Bryan Stevenson was a young lawyer when he founded the Equal Justice Initiative, a nonprofit law office in Montgomery, Alabama, dedicated to defending the poor, the incarcerated, and the wrongly condemned.
Just Mercy tells the story of EJI, from the early days with a small staff facing the nation’s highest death sentencing and execution rates, through a successful campaign to challenge the cruel practice of sentencing children to die in prison, to revolutionary projects designed to confront Americans with our history of racial injustice.
One of EJI’s first clients was Walter McMillian, a young Black man who was sentenced to die for the murder of a young white woman that he didn’t commit. The case exemplifies how the death penalty in America is a direct descendant of lynching — a system that treats the rich and guilty better than the poor and innocent.
Bryan Stevenson
Bryan Stevenson (born November 14, 1959) is an American lawyer, social justice activist, law professor at New York University School of Law, and the founder and executive director of the Equal Justice Initiative. Based in Montgomery, Alabama, he has challenged bias against the poor and minorities in the criminal justice system, especially children. He has helped achieve United States Supreme Court decisions that prohibit sentencing children under 18 to death or to life imprisonment without parole. He has assisted in cases that have saved dozens of prisoners from the death penalty, advocated for the poor, as well as developed community-based reform litigation aimed at improving the administration of criminal justice.

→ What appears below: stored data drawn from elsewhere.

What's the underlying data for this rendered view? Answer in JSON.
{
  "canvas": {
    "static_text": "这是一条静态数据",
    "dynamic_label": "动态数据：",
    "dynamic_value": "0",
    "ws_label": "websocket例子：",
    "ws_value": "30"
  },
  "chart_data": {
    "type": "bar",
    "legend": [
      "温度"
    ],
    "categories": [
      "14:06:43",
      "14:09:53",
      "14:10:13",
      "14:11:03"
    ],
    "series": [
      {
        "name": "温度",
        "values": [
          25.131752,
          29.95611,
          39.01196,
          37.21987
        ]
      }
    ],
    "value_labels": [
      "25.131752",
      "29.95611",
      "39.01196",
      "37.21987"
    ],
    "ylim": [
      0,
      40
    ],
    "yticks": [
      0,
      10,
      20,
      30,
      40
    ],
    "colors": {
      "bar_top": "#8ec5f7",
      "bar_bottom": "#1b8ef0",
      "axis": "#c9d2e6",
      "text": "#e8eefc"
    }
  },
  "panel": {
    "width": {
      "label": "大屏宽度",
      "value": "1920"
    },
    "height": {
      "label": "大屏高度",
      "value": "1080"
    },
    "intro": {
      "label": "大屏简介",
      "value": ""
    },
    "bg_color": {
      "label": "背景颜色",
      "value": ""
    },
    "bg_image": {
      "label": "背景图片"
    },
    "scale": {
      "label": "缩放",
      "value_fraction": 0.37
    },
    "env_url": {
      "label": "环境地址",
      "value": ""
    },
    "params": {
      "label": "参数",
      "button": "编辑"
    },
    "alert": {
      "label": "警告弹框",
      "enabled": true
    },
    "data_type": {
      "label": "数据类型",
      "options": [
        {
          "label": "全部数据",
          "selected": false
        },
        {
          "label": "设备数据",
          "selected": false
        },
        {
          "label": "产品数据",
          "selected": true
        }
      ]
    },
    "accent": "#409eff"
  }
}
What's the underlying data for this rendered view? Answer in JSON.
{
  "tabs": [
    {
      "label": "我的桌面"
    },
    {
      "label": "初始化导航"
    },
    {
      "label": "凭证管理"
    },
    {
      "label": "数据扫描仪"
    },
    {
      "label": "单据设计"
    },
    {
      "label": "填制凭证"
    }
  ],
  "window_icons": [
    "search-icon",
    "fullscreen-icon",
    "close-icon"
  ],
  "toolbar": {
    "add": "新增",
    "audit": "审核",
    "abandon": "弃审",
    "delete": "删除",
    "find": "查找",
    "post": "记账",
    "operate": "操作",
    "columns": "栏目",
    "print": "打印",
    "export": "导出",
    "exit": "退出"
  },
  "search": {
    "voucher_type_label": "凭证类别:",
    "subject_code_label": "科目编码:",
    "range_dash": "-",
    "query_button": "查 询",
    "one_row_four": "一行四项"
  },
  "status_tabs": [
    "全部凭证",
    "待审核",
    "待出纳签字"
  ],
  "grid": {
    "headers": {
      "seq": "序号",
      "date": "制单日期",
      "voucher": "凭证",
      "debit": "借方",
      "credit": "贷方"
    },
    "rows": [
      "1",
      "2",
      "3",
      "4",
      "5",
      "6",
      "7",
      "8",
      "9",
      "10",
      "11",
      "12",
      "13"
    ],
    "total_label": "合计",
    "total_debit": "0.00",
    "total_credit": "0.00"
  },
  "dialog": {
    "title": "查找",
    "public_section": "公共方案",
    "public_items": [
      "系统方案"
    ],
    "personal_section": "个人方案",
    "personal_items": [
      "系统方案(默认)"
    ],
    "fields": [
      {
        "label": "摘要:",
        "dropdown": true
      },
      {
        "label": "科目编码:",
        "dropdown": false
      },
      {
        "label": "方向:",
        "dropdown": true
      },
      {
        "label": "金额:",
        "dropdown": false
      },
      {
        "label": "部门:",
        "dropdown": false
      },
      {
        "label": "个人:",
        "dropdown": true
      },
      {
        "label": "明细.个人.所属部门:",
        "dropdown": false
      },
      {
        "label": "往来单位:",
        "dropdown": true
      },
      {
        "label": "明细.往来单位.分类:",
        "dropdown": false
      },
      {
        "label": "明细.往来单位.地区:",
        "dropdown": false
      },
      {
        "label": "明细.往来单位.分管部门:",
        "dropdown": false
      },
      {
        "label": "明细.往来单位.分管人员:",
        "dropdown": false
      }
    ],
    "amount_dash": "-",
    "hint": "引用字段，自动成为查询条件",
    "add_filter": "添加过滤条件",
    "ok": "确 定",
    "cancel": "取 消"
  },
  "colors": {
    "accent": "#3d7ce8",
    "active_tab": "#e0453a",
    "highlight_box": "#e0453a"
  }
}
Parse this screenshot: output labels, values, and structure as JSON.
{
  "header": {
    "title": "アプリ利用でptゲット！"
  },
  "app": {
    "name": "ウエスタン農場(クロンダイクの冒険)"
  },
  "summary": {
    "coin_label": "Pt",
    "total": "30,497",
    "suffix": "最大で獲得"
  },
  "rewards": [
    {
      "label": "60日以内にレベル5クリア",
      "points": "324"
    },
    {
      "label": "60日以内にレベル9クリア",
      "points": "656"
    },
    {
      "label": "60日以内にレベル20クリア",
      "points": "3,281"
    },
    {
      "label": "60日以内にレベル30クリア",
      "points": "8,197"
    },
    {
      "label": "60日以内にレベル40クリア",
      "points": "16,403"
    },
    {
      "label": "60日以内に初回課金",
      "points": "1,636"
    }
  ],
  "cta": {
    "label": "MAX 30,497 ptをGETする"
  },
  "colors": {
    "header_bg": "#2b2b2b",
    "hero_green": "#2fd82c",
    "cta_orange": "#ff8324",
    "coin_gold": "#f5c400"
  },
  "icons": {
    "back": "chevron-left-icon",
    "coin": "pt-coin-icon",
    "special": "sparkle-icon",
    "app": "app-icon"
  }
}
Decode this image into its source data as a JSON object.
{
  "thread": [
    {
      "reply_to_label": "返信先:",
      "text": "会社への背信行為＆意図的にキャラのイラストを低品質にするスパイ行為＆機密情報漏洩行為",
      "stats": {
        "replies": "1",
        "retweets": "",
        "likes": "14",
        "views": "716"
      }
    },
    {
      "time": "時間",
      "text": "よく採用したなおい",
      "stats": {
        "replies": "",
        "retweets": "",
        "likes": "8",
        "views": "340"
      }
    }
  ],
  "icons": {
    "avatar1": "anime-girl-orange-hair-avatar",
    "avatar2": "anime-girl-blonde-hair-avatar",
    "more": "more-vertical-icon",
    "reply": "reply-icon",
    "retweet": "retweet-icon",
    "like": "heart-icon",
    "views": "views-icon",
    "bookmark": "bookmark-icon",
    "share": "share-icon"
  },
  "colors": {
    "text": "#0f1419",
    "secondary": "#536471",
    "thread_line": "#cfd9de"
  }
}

He initiated the National Memorial for Peace and Justice in Montgomery, which honors the names of each of more than 4,000 African Americans lynched in the twelve states of the South from 1877 to 1950. He argues that the history of slavery and lynchings has influenced the subsequent high rate of death sentences in the South, where it has been disproportionately applied to minorities. A related museum, The Legacy Museum: From Enslavement to Mass Incarceration, offers interpretations to show the connection between the post-Reconstruction period of lynchings to the high rate of executions and incarceration of people of color in the United States.
In November 2018, Stevenson received the Benjamin Franklin Award from the American Philosophical Society as a "Drum major for justice and mercy.In 2020, he shared the Right Livelihood Award with Nasrin Sotoudeh, Ales Bialiatski and Lottie Cunningham Wren.